Over the last 12 years of my life, I have learned Who God is. I have discovered through His word and prayer and people what are His character, His nature and His promises. I have learned to recognize His voice and to trust the Spirit. I have found Him to be proven and sure and the ONE thing that is certain.

I have also become convinced of His worth, His goodness, His power, His beauty, His faithfulness...and I have found that no matter what life has thrown at me, He has held me and drawn me both to Himself and through the fires where I have emerged victorious and fortified on the other side. And even the battles that currently rage around me have found themselves unable to separate me from this true and magnificent God.

If the Lord has said it, it will be/it is true/it will stand. I am certain of this; not because I can tell you how He will do what He says He will do, but because I know who He is and that He is able to accomplish what He has said He will accomplish.

So here I am, 10 days till the new year begins; my health is worse than it has ever been in my entire life, the state of my body more devastated than it has ever been, the solution to how it can even be repaired from the pit it slumps in is beyond my understanding. But I find myself encouraged, excited and eager. My journal no longer is counting up (Day ___ of praying/waiting/praising for healing), it is now counting down (____ days till healing). And sometimes I feel crazy, because looking into my situation, WHY should anyone in their right mind think healing would come? When there aren’t even answers to the problems that lie inside me, WHY would I think that my health could be resolved?

But Zechariah explains it, I am a prisoner of hope. I cannot shake the promise of the Lord to me. I can’t stop believing that what He said will be...and instead of looking at the 10 days before me and the 15 years of damage done to my physical body and curling up in a hole of despair, I for some reason am feeling uplifted and excited that this is almost over.
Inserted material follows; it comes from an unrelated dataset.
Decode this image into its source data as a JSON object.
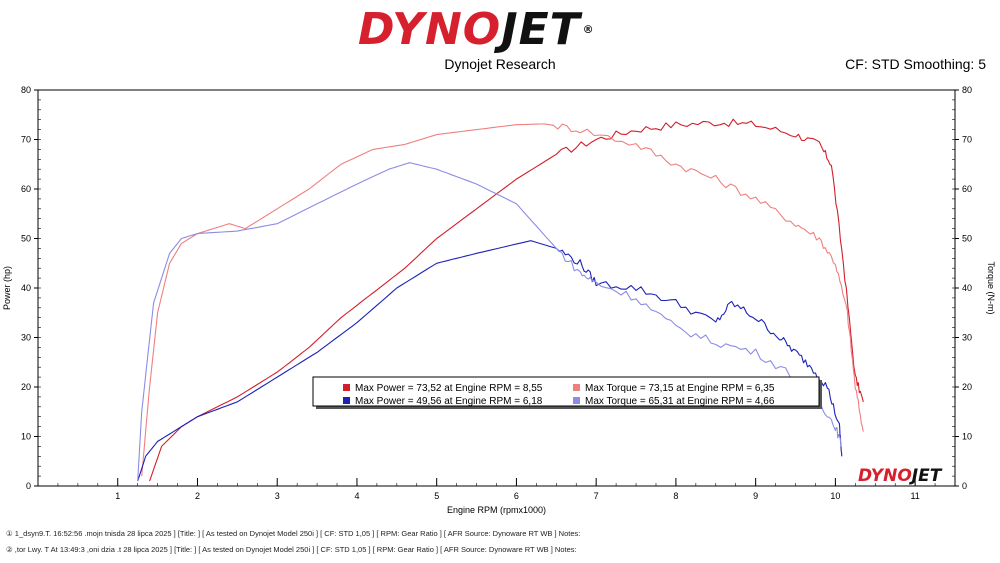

Why?! Because I know who God is and what He said and what He is able to do...and no matter how much I or life or well-meaning people try to adjust my expectations, here I am.

Because “faith is the ASSURANCE of things HOPED for, the CONVICTION of things NOT seen” (Hebrews 11:1). And I am assured and convicted...a prisoner of hope in the faithfulness, promise and love of the One True Living God.

My season is changing, come January 1, 2016, I will either be healed or healing. And in that, this prisoner of hope rejoices at the utter kindness of her loving Father.